Wali Kota Bekasi Tidak Mempermasalahkan Jumlah Kasus Covid-19 Naik

Wali Kota Bekasi Rahmat Effendi mengatakan tidak mempersoalkan adanya kenaikan kasus Covid-19 secara kumulatif di wilayahnya, yang sudah mencapai 10 ribu lebih. Menurutnya, yang terpenting adalah angka kesembuhan yang tinggi.

Redaksi Merdeka
Oleh Redaksi Merdeka - Reporter
Wali Kota Bekasi Tidak Mempermasalahkan Jumlah Kasus Covid-19 Naik
Wali Kota Bekasi Rahmat Effendi. ©2020 Merdeka.com

Wali Kota Bekasi Rahmat Effendi mengatakan tidak mempersoalkan adanya kenaikan kasus Covid-19 secara kumulatif di wilayahnya, yang sudah mencapai 10 ribu lebih. Menurutnya, yang terpenting adalah angka kesembuhan yang tinggi.

"Kami tidak ada masalah tentang adanya jumlah kenaikan kasus Covid-19, yang terpenting adalah bagaimana pengendalian angka kematian rendah dan angka kesembuhan tinggi," ucap Rahmat di Gedung DPRD Kota Bekasi, Senin (30/11).

Rahmat menjelaskan pemerintah daerah sekarang fokus menekan angka kematian, serta meningkatkan angka kesembuhan pasien yang terpapar virus corona. Sebab indikator ini akan menjadi tolak ukur pengendalian.

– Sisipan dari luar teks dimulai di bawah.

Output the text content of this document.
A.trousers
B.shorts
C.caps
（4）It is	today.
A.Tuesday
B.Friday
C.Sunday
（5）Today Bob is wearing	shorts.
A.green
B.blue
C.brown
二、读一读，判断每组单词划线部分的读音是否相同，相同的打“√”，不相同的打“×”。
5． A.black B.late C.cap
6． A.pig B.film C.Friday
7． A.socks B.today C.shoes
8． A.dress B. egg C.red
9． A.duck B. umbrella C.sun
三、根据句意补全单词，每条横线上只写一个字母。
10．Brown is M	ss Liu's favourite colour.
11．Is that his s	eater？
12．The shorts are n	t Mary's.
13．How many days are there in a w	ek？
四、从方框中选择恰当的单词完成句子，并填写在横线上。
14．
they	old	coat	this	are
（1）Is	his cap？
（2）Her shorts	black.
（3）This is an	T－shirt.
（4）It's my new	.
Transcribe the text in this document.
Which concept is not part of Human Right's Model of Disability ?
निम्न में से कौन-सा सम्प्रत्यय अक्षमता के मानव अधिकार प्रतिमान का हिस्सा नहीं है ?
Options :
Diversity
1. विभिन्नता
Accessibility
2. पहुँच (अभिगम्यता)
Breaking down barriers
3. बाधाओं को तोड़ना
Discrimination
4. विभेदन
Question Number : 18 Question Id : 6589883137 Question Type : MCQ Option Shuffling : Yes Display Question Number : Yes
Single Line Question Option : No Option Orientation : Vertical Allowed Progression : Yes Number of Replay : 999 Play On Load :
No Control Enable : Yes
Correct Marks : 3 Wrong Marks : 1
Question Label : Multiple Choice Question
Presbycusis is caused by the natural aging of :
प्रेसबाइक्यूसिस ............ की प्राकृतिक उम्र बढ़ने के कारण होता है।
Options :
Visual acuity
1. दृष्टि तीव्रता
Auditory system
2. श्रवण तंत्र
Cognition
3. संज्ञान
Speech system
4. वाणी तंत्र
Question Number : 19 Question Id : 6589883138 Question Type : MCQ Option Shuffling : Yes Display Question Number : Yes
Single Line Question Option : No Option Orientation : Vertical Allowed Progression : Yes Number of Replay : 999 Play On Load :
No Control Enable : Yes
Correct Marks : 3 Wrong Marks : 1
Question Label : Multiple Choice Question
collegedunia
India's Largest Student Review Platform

"Kalau sekarang berpikir kita takut pada orang yang terkonfirmasi, kita lupa mengendalikan supaya angka kematian rendah dan kesembuhan tinggi, lebih baik kita sekarang fokus di kedua angka itu," katanya.

Karena itu, pemerintah terus melakukan tracking guna melacak perkembangan kasus Covid-19 di wilayah. Sasarannya adalah kontak erat dan secara acak di lingkungan masyarakat.

Dilansir dari laman corona.bekasikota.go.id pada Senin (30/11), jumlah kasus kumulatif Covid-19 di Kota Bekasi sudah mencapai di angka 10.095. Sebanyak 850 di antaranya masih aktif. Pasien mencapai 9.075 orang dan angka kematian sebanyak 170 orang.